On January 2, 2020, a federal district court judge in Minnesota found that a local hemp farmer had a constitutionally-protected property interest in his hemp growing license, and that the license could not be revoked by the state without adequate procedural protections. The hemp farmer, Luis Miguel Hummel, had his license revoked by the Minnesota Department of Agriculture (“MDA”) following a report from law enforcement that some of Hummel’s hemp products containing concentrations of THC far exceeding the 0.3 percent maximum allowed by program guidelines and federal and state law. Hummel requested that MDA conduct an evidentiary hearing regarding the seizure of his hemp products prior to revoking his license. The MDA denied his request.
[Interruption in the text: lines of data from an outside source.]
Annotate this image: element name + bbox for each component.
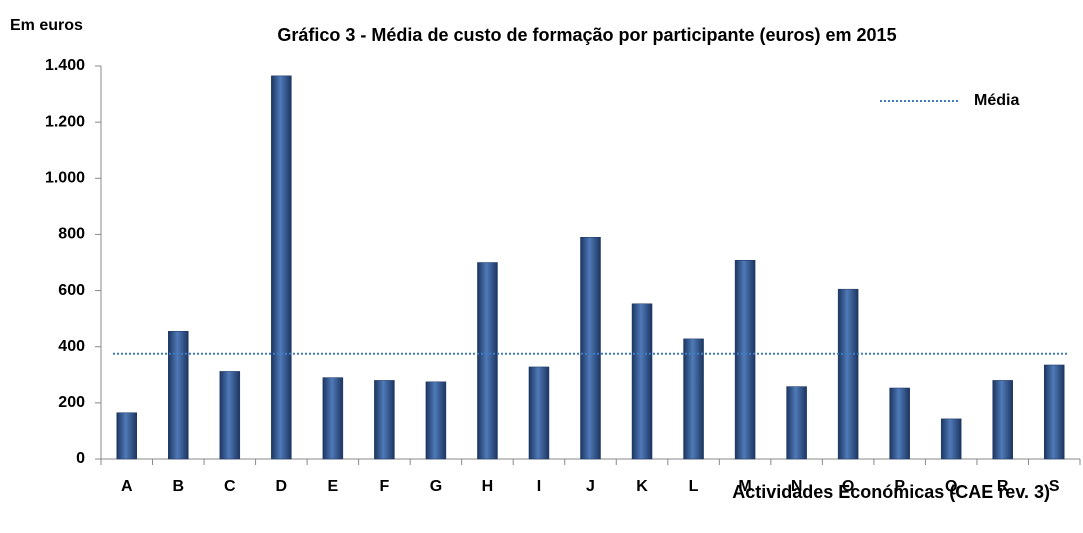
bar [631,303,653,460]
bar [683,338,704,460]
x-axis-label: Actividades Económicas (CAE rev. 3) [732,482,1050,502]
y-tick-label: 1.200 [45,113,85,130]
bar [477,262,498,460]
x-tick-label: B [173,478,185,495]
bar [786,386,807,460]
bar [271,75,292,460]
bar [374,380,395,460]
x-tick-label: L [689,478,699,495]
y-tick-label: 400 [58,338,85,355]
x-tick-label: P [894,478,905,495]
legend-label: Média [974,92,1019,109]
x-tick-label: I [537,478,541,495]
bar [168,331,189,460]
bar [734,260,756,460]
y-tick-label: 200 [58,394,85,411]
x-tick-label: A [121,478,133,495]
x-tick-label: Q [945,478,957,495]
x-tick-label: O [842,478,854,495]
x-tick-label: S [1049,478,1060,495]
y-tick-label: 0 [76,450,85,467]
y-tick-label: 1.400 [45,57,85,74]
x-tick-label: G [430,478,442,495]
x-tick-label: E [328,478,339,495]
bar [116,412,138,460]
bar [889,387,910,460]
bar [322,377,344,460]
x-tick-label: M [738,478,751,495]
x-tick-label: H [482,478,494,495]
bar [992,380,1013,460]
x-tick-label: F [380,478,390,495]
bar [219,371,241,460]
bar [837,288,859,460]
x-tick-label: D [276,478,288,495]
x-tick-label: C [224,478,236,495]
bar [1043,364,1065,460]
y-axis-label: Em euros [10,17,83,34]
bar [425,381,447,460]
x-tick-label: R [997,478,1009,495]
y-tick-label: 800 [58,226,85,243]
bar [528,366,550,460]
y-tick-label: 600 [58,282,85,299]
x-tick-label: N [791,478,803,495]
x-tick-label: J [586,478,595,495]
bar [940,418,962,460]
chart-title: Gráfico 3 - Média de custo de formação p… [277,25,896,45]
y-tick-label: 1.000 [45,170,85,187]
x-tick-label: K [636,478,648,495]
bar [580,236,601,460]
As a result, Hummel brought suit in federal court.
In his Complaint, Hummel alleged that MDA and its employees deprived him of property without providing him notice and a hearing, consistent with the U.S. Constitution’s procedural due process prong. MDA filed a motion to dismiss. The federal court denied the motion as it related to Hummel’s procedural due process claim. In doing so, the court found that the MDA did not have “unfettered discretion” to revoke the license. Instead, the court decided that the “MDA may not revoke a license unless the participant has violated the law or a program guideline.” Because the MDA did not provide Hummel with procedural safeguards to show whether or not revocation was appropriate, the court held that Hummel had stated a valid claim that he held a constitutionally-protected property interest in his hemp license.
This case, Luis Miguel Hummel, et al. v. Minnesota Dept. of Agriculture, et al., No. 19-CV-1431, marks the first instance since the passage of the 2018 Farm Bill in which a court has ruled that a hemp license provides the holder of the license with a constitutionally-protected property interest, which cannot be arbitrarily revoked. Hemp producers can now take some comfort knowing that once a hemp license is provided, at least one court has determined that it cannot be readily withdrawn. As the U.S. Department of Agriculture moves closer toward issuance of a final rule governing the licensing of hemp production, and as various states do the same, the Hummel case suggests that constitutional protections will accompany the issuances of such licenses, likely increasing their value.